Phil Pennock dnsop+phil at spodhuis.org
Thu Mar 25 22:30:08 UTC 2010


On 2010-03-25 at 20:54 +0100, bert hubert wrote:
> Given the nature of why this is happening, this is one of the first usecases
> I see for DNSSEC that actually is worth the administrative overhead. 

Scenario:
 * I wish to censor the net
 * I can force people to accept my route advertisements, within a given
   geographic area
 * I can read a zonefile, so I know which 13 IP addresses I need to
   advertise and have preferred

I publish a root zone.
 (a) I leave out DNSSEC; resolution works as it does now, all the DNSSEC
     won't save anyone because it's never activated
 (b) I wish to also deal with people who have DNSSEC mandated on, so I
     publish my own DNSSEC keys, which sign the "right" keys for some
     zones and my own, second, keys for some others.  Those others then
     sign my own replacement data.  I can handle any queries needed; I
     farm out the NS servers for the faked domains across a pool of
     special auth servers which can query the correct data (where I'm
     passing through) and supplying replacement RRSIGs with my own keys.

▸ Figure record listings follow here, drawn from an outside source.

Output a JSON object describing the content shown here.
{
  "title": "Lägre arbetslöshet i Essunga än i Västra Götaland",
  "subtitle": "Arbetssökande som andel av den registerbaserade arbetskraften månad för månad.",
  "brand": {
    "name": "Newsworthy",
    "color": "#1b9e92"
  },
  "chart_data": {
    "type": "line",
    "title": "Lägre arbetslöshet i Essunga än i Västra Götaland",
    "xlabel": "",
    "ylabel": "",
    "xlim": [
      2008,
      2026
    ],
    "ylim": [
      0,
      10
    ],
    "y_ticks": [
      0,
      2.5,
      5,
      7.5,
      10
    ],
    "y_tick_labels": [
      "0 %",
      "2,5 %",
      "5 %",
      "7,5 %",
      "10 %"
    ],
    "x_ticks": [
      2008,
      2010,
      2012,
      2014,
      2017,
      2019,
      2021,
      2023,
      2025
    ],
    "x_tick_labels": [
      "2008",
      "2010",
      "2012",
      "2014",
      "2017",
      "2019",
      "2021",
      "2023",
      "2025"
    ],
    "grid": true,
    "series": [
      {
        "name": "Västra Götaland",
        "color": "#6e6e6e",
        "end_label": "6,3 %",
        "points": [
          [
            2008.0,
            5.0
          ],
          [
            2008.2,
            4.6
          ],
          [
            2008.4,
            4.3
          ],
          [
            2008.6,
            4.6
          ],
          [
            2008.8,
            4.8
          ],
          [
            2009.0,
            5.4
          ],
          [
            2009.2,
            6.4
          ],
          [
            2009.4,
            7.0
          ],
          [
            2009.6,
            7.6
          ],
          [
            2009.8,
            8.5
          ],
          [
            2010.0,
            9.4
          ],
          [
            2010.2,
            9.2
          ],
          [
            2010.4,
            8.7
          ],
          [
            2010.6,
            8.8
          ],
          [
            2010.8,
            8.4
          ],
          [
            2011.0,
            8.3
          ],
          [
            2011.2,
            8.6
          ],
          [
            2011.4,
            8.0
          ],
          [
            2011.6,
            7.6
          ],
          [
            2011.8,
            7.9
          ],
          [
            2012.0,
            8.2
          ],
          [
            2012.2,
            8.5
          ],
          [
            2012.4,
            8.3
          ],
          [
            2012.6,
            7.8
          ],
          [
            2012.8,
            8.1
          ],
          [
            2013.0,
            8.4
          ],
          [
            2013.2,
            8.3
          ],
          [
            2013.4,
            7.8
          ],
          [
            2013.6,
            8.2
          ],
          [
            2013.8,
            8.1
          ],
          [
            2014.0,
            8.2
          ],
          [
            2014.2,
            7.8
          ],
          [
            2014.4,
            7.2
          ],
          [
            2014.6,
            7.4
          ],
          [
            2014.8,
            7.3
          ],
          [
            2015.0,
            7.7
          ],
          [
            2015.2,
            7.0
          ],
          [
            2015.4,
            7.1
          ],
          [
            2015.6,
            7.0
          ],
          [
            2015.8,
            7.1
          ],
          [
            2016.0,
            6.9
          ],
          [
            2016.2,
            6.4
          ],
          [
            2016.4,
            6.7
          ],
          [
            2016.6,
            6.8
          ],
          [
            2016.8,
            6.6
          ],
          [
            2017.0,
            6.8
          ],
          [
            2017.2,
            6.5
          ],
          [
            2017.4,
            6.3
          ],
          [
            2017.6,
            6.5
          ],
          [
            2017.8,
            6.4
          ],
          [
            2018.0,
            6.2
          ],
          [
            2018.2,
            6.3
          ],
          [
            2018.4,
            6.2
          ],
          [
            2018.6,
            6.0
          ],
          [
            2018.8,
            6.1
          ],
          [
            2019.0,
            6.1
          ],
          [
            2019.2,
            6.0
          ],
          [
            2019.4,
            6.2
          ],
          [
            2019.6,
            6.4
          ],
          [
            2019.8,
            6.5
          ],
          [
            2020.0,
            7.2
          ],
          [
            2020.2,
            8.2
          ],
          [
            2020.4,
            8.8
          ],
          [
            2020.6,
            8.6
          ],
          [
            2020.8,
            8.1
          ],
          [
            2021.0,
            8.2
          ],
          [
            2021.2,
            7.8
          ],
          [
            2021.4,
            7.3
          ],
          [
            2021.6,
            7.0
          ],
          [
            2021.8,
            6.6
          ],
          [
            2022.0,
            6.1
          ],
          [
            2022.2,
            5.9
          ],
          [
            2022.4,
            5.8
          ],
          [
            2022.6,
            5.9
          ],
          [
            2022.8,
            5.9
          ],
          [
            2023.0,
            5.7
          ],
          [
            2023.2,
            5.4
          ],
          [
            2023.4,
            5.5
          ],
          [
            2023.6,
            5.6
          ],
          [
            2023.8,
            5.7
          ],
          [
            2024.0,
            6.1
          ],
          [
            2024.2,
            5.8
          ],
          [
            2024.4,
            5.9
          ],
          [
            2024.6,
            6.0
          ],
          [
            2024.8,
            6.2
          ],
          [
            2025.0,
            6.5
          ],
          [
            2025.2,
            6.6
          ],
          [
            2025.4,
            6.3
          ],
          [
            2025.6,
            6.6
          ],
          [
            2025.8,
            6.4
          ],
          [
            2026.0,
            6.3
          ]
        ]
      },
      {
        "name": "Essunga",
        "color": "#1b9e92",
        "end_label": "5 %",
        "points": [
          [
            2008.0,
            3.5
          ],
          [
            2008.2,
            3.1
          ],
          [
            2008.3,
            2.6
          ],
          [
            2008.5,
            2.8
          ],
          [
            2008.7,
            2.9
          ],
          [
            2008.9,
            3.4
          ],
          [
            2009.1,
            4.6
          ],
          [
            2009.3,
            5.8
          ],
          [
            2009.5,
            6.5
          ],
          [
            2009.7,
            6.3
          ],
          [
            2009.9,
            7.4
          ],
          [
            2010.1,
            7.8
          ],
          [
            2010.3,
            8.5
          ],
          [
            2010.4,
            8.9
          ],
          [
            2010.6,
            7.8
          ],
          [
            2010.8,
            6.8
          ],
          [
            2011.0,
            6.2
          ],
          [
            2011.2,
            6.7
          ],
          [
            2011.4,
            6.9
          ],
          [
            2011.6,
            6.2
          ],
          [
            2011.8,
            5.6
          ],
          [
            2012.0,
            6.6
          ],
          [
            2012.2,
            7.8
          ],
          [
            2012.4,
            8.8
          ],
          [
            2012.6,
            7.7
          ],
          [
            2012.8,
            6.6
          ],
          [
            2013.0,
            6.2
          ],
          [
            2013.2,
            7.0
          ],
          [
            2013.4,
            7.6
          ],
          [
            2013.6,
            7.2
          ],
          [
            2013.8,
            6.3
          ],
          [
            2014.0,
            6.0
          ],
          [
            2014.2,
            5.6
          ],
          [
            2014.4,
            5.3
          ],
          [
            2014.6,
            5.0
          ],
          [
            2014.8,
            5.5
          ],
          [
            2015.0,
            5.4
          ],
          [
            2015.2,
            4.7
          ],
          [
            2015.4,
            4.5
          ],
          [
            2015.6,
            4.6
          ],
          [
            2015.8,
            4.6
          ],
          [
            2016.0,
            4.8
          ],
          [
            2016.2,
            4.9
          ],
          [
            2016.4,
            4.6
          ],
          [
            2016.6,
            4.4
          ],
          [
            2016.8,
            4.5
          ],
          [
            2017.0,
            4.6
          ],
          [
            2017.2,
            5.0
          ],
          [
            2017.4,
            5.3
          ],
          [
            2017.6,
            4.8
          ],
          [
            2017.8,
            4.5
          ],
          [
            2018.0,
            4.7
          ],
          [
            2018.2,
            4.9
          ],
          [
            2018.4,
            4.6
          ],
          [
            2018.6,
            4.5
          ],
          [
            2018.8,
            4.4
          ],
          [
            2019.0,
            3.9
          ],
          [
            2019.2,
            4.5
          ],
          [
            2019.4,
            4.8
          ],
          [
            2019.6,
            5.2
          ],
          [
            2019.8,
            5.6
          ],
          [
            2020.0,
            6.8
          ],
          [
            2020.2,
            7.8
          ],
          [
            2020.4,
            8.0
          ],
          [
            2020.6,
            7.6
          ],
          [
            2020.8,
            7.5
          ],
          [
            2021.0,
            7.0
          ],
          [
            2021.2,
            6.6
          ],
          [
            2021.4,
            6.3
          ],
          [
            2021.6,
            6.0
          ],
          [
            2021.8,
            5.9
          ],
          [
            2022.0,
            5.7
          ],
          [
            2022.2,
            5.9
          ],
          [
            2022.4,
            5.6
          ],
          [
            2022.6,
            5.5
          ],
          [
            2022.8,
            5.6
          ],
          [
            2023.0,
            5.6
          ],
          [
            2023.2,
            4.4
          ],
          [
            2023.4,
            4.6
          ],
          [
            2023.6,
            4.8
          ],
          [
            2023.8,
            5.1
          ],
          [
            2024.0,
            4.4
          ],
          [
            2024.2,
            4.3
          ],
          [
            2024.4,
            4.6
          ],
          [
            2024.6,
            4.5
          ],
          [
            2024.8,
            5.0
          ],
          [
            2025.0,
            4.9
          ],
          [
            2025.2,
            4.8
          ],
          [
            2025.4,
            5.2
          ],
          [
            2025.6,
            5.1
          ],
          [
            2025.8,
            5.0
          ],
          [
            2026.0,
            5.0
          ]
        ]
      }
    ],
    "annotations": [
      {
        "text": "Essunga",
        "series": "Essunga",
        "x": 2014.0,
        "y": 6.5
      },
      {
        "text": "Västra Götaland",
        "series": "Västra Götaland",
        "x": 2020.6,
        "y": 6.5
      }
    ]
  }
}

If I can control all the roots, then DNSSEC buys you just a false sense
of security.

If a client is using a DNS recursor which learns which servers have the
lowest latency and I can provide those, reliably, I only need to control
a sub-set.  Especially if the routes are stable.

The only people protected here by DNSSEC are some who are normally just
outside my sphere of influence, who have sufficiently unstable routing
that I can't say they'll deterministically use my servers.


That's ... perhaps a non-trivial percentage of the population who you're
protecting, but not a huge win either.


Control the roots, control the data.